13. d. Mixed venous blood in a well patient at rest is about 75% saturated, which indicates that under normal conditions tissues extract 25% of the oxygen delivered. In general, any clinical condition which leads to an Svo₂ <60% threatens tissue oxygenation, and an Svo₂ <30% should be viewed as a medical emergency. True mixing of venous blood (in the absence of shunt) occurs in the pulmonary artery; therefore, slow aspiration from the distal lumen of a pulmonary artery catheter can provide a sample.
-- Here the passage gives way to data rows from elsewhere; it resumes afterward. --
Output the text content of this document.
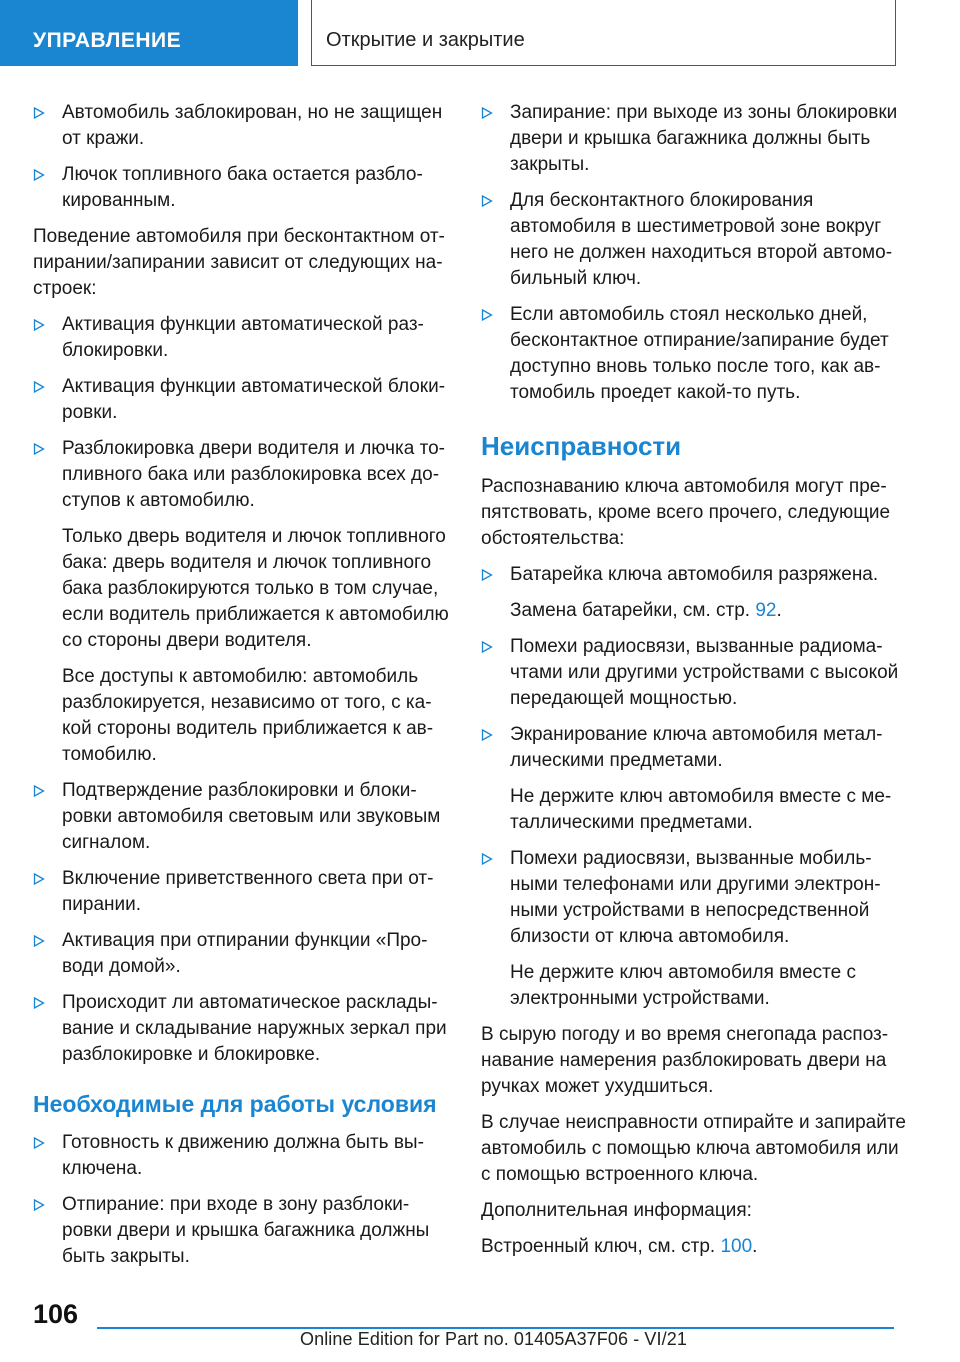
УПРАВЛЕНИЕ	Открытие и закрытие
Автомобиль заблокирован, но не защищен от кражи.
Лючок топливного бака остается разблокированным.
Поведение автомобиля при бесконтактном отпирании/запирании зависит от следующих настроек:
Активация функции автоматической разблокировки.
Активация функции автоматической блокировки.
Разблокировка двери водителя и лючка топливного бака или разблокировка всех доступов к автомобилю.
Только дверь водителя и лючок топливного бака: дверь водителя и лючок топливного бака разблокируются только в том случае, если водитель приближается к автомобилю со стороны двери водителя.
Все доступы к автомобилю: автомобиль разблокируется, независимо от того, с какой стороны водитель приближается к автомобилю.
Подтверждение разблокировки и блокировки автомобиля световым или звуковым сигналом.
Включение приветственного света при отпирании.
Активация при отпирании функции «Проводи домой».
Происходит ли автоматическое раскладывание и складывание наружных зеркал при разблокировке и блокировке.
Необходимые для работы условия
Готовность к движению должна быть выключена.
Отпирание: при входе в зону разблокировки двери и крышка багажника должны быть закрыты.
Запирание: при выходе из зоны блокировки двери и крышка багажника должны быть закрыты.
Для бесконтактного блокирования автомобиля в шестиметровой зоне вокруг него не должен находиться второй автомобильный ключ.
Если автомобиль стоял несколько дней, бесконтактное отпирание/запирание будет доступно вновь только после того, как автомобиль проедет какой-то путь.
Неисправности
Распознаванию ключа автомобиля могут препятствовать, кроме всего прочего, следующие обстоятельства:
Батарейка ключа автомобиля разряжена.
Замена батарейки, см. стр. 92.
Помехи радиосвязи, вызванные радиомачтами или другими устройствами с высокой передающей мощностью.
Экранирование ключа автомобиля металлическими предметами.
Не держите ключ автомобиля вместе с металлическими предметами.
Помехи радиосвязи, вызванные мобильными телефонами или другими электронными устройствами в непосредственной близости от ключа автомобиля.
Не держите ключ автомобиля вместе с электронными устройствами.
В сырую погоду и во время снегопада распознавание намерения разблокировать двери на ручках может ухудшиться.
В случае неисправности отпирайте и запирайте автомобиль с помощью ключа автомобиля или с помощью встроенного ключа.
Дополнительная информация:
Встроенный ключ, см. стр. 100.
106
Online Edition for Part no. 01405A37F06 - VI/21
14. e. Other relative contraindications include decompensated heart failure, presence of left ventricular thrombus, acute coronary syndrome, mechanical aortic prosthesis, or endocarditis of left-sided valves. For all these reasons, ventriculography is more sparingly performed, especially given the myriad other noninvasive imaging options available.

15. b. The balloon should be inflated either in the terminal end of the inferior vena cava, or in the right atrium. In the femoral vein, the balloon or vein might be traumatized due to the relatively narrow diameter. The balloon should always be inflated before entering the right ventricle in order to reduce the risk of ventricular ectopy or free wall perforation.

16. a. The LAO projection is ideal for visualizing and “opening” the aortic arch, thereby delineating the origins of the innominate, left carotid, and left subclavian arteries. It is also useful for identifying the origin and extent of type A aortic dissection. The RAO view can be particularly useful when searching for aorto-coronary bypass grafts to the left coronary system.

17. b. Dyskinetic wall motion refers to paradoxical wall motion during systole. Aneurysmal dyskinesis is frequently appreciated after a transmural myocardial infarction and is a particular risk for development of mural thrombus. With time, dyskinetic injury will heal into akinetic scar.